As World War 2 ended, the station was officially downgraded from a naval air station to a naval air facility. On August 9, 1945, the base was now focused on storing surplus naval aircraft as they awaited their next assignment. South Weymouth made for a great naval aircraft parking station due to the two massive blimp hangars and the vast amount of surrounding land. The need for the station dwindled and it was shut down in June 1949 and remained inactive until the beginning of 1951.
In 1951, the government began looking for a location to create and evaluated air defense and anti-submarine systems. The previous Naval Air Station South Weymouth was believed to be the optimal location and in 1951 Congress approved funds totaling over $5 million to re-develop the station. Runways, hangars, buildings, fuel storage areas, the orange striped control tower (which currently stands), and other necessary infrastructure were built. The large wooden blimp hangar, known as Hangar Two, had to be razed due to the changes. The re-development project was expansive due to the fact that the previous blimp station was not built to support heavier-than-air aircraft. The reserve training base and naval air station at South Weymouth went into operation on December 4, 1953.
NAS South Weymouth housed an unusual Navy unit between 1953 and 1961 while being primarily designated as a reserve post. The Naval Air Development Unit, or simply “NADU,” was this covert research and development organization. The NADU was charged with supporting flight operations for research studies connected to the MIT Lincoln Laboratories and other defense contractors.
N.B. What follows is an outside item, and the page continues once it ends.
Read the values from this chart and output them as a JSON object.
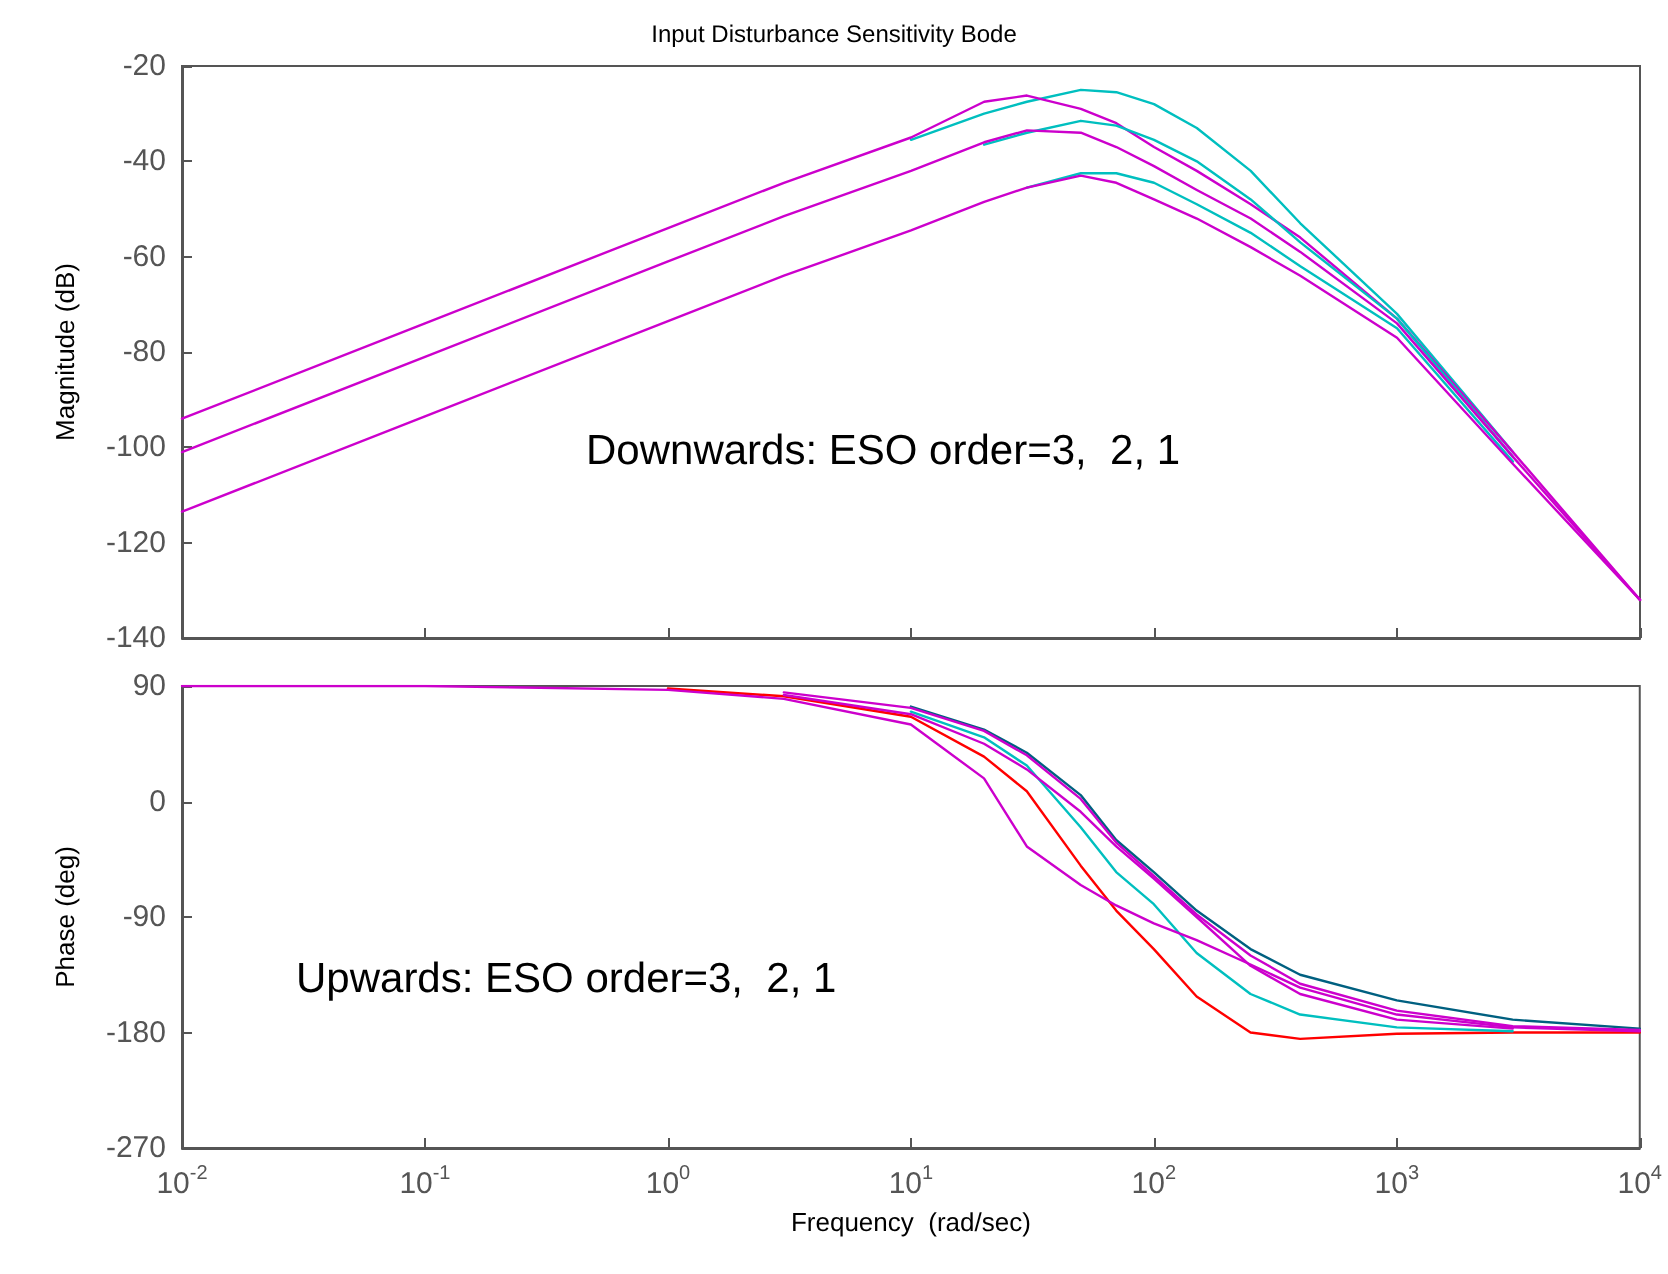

The NADU was somewhat descended from the Special Project Unit (SPU) CAST, which was stationed at Squantum Naval Air Station during World War II. These research programs primarily focused on the use of experimental electrical devices like radars connected to air defense and anti-submarine warfare systems.
For the next 30 years, the station primarily focused on being a reserve post. It was also a host for Navy Weymouth Aero Club from 1961 until the club’s closure in 1984. Several new structures were added and removed during these years including the second air traffic control tower. This tower was built during the mid-1990s right before the closing of the station. This white traffic control tower was never actually used. It currently remains on the land and it is abandoned.
The 1995 Base Realignment and Closure Commission proposed that South Weymouth’s final squadrons be relocated and the base be closed in 1997. Before the site was formally deactivated and shuttered by order of the 1995 BRAC, some of the fleets that were still in operation relocated to NAS Brunswick, Maine. It received the Navy Meritorious Unit Commendation ribbon for the years 1993 through 1995.